Klima aufs Spiel gesetzt
Gerhard Petschel-Held ist ein leidenschaftlicher Spieler. Besonders strategische Brettspiele haben es ihm angetan. Er ist aber auch ein Vollblutwissenschaftler. Der 41-Jährige analysiert am Potsdam Institut für Klimafolgenforschung, welche Folgen der Klimawandel und die exzessive Nutzung natürlicher Ressourcen für Mensch und Umwelt haben können. Er beteiligt sich auch am Umweltzustandsbericht des United Nations Environment Program.
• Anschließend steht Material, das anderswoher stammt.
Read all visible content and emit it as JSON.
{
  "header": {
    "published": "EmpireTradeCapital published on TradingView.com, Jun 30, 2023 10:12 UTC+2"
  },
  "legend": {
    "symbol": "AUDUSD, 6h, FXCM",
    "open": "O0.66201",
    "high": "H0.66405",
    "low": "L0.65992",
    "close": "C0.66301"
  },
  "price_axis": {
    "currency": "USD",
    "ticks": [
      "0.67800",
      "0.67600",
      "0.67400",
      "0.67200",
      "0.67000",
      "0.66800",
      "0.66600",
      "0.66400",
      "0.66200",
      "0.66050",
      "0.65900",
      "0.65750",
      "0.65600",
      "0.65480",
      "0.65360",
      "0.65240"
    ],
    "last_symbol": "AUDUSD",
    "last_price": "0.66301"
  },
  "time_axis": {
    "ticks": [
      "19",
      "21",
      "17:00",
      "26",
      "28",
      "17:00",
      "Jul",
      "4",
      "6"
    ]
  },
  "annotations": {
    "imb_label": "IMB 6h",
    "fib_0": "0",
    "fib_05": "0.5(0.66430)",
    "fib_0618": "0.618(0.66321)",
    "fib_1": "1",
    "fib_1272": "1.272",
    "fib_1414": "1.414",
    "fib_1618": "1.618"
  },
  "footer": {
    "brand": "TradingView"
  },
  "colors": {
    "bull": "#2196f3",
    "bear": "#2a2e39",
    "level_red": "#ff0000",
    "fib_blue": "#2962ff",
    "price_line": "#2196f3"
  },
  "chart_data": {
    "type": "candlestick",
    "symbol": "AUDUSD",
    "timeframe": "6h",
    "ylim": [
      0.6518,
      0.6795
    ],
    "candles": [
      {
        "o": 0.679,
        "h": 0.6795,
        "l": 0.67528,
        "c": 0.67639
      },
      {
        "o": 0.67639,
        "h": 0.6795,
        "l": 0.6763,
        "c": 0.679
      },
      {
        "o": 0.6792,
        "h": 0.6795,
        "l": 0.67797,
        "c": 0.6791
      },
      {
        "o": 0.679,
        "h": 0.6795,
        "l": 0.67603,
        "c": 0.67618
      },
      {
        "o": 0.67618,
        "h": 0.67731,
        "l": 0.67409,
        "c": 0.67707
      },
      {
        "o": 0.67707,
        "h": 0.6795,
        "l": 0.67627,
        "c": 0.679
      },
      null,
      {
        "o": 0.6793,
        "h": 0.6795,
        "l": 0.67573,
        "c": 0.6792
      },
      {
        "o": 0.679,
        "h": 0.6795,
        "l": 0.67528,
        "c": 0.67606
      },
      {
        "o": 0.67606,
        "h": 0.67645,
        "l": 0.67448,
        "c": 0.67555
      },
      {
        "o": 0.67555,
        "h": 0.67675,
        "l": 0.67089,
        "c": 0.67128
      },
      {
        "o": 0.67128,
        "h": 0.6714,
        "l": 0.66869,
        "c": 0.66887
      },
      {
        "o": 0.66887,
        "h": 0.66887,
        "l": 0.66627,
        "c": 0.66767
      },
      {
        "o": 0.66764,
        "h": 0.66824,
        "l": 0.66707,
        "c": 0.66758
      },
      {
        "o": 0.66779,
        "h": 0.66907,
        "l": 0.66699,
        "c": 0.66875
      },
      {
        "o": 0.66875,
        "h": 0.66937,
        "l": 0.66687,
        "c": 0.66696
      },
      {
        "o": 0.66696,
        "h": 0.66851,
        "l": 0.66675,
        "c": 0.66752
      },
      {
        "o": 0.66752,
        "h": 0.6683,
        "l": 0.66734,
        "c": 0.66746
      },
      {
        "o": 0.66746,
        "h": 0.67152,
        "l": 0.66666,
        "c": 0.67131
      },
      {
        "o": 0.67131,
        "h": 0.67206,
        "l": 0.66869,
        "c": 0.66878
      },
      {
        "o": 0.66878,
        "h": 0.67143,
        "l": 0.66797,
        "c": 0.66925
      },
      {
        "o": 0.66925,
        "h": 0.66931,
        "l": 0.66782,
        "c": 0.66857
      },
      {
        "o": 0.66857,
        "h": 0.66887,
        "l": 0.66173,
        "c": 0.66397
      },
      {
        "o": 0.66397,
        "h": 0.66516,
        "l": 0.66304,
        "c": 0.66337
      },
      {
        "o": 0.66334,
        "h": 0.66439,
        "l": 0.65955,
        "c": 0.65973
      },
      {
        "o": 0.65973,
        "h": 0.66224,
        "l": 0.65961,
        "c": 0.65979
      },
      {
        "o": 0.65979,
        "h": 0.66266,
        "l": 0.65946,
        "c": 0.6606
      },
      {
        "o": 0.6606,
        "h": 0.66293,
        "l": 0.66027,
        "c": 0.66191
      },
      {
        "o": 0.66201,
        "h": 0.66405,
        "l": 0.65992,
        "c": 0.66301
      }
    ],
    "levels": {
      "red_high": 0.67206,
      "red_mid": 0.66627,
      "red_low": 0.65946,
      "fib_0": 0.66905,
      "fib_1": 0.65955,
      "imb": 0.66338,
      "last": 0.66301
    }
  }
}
Im letzten Jahr nun verschmolzen seine Begeisterung fürs Spielen und die Wissenschaft – und so setzte er das Weltklima aufs Spiel.
„Klimawandel ist ein sehr wichtiges Thema, das man den Bürgern aber nur schwer ohne moralischen Zeigefinger nahe bringen kann. Deshalb habe ich schon lange nach einer Möglichkeit gesucht, einen emotionalen Zugang zu dieser Thematik zu finden. Ein Spiel, das die wissenschaftlichen und wirtschaftlichen Zusammenhänge vermittelt, ist dafür eine gute Möglichkeit”, sagt Petschel-Held.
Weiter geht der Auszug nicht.